Results : Microarrays analysis revealed 240 genes and 131 genes differentially expressed (> 2-fold, p<0.05, n=3) in TM cells with inhibited autophagy or CASA, respectively. Among the genes commonly found under both conditions (total = 22) we highlight intraflagellar transport 27 (IFT27), a core component of the intraflagellar transport complex implicated in mechanosensation. Other genes showing common differential expression with siAtg5/7 and siBAG3 include the actin-binding proteins tropomyosin 4, phosphatase and actin regulator, and phospholipase C. Very interestingly, we observed for the first time the nuclear expression of the autophagosome marker LC3, as well as Atg7, p62 and BAG3 in TM cells. No endosomal or lysosomal markers were detected in the nuclear fractions. Moreover, the levels of nuclear LC3, in particular LC3-II significantly increased in response to mechanical stretch in an Atg5-indepependent manner.
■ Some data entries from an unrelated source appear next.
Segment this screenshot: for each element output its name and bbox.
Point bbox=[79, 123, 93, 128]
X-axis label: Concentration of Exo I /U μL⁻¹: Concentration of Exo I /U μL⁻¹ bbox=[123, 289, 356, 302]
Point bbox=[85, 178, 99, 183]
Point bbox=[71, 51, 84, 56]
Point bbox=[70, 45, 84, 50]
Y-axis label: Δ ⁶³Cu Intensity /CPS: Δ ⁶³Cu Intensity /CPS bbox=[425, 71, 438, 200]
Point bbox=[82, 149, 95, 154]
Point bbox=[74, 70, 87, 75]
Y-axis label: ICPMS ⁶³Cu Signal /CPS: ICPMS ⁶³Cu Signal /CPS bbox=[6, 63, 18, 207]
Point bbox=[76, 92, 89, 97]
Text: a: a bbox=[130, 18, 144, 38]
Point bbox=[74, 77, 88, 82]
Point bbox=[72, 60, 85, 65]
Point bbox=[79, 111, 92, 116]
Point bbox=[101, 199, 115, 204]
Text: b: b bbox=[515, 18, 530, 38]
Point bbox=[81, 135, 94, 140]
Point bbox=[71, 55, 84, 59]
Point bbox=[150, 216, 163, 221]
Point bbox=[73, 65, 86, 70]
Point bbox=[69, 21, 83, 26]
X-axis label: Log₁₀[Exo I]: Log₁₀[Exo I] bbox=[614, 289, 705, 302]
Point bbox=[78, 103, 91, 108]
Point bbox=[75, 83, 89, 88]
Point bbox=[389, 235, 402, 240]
Conclusions : We have conducte the first whole-transcriptome expression profiling of TM cells with blocked autophagy. Our results indicate a role of stretch-induced autophagy in actin cytoskeleton and primary cilia function. Intriguingly, our data demonstrates for the first time the stretch-induced nuclear translocation of LC3. We hypothesize a role of LC3 in regulating cell signaling in TM mechanotransduction. We further hypothesize that dysregulation of this response contributes to the loss of TM homeostasis in the glaucomatous outflow pathway.

This is an abstract that was submitted for the 2017 ARVO Annual Meeting, held in Baltimore, MD, May 7-11, 2017.